Parler users are also instructed to avoid using “fighting words,” which the guidelines describe as “incitements to violence that produce a clear and present danger or a personal assault with the intention of inviting the other party to fisticuffs.”

Under the “fighting words” section of Parler’s guidelines, users are asked not to suggest others should die or be attacked, as well to avoid advocating physically attacking anyone or “symbolically” suggesting someone should be hurt or killed.

“Use your words to express your opinions without the use or threat of violence,” the section reads in part.
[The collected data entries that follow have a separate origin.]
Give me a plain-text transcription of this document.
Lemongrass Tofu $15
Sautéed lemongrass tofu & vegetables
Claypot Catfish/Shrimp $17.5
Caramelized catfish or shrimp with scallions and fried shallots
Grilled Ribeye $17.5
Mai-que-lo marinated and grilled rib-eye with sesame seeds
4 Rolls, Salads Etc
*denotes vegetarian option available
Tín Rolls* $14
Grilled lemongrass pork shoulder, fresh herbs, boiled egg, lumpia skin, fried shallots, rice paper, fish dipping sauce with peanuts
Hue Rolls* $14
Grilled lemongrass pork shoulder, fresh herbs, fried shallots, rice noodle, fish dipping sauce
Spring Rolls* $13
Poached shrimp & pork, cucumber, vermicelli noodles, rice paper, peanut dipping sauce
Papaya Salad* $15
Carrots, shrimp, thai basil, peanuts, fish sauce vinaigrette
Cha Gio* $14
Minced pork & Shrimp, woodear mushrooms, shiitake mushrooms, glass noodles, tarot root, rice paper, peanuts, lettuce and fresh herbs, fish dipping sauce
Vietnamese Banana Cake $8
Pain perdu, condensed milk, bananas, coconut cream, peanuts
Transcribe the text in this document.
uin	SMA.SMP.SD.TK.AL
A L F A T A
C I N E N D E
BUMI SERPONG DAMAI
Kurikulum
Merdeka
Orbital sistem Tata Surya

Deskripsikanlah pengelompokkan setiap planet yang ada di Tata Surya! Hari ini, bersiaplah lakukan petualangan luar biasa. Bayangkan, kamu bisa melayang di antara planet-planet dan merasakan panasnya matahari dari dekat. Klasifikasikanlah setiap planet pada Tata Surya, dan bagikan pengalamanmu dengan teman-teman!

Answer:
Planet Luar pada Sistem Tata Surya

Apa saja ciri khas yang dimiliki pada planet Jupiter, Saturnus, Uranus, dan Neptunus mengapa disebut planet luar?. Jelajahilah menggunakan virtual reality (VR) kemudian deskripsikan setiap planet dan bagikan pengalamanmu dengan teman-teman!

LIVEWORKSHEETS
In the interview, Mr. Matze said Parlier “just hired a chief policy officer who’s a real lawyer and not me writing the community guidelines, and she’s actually overhauling that specific clause … because she said it’s a really awkward clause to have” in the guidelines.

“There’s lines that we’re trying to draw, but we also want people to have conversation,” he added. “And naturally, as you know, online arguments typically get people angry and using what would be described as ’fighting words’ on the street, but not online. And so we’re trying to clarify that to make sure that people don’t end up in some kind of cyber jail over, you know, an online debate or dispute got heated, if that makes sense.”

Parler recently surpassed 3.3 million total users now, including 2.3 million who joined within a single month, according to Mr. Matze.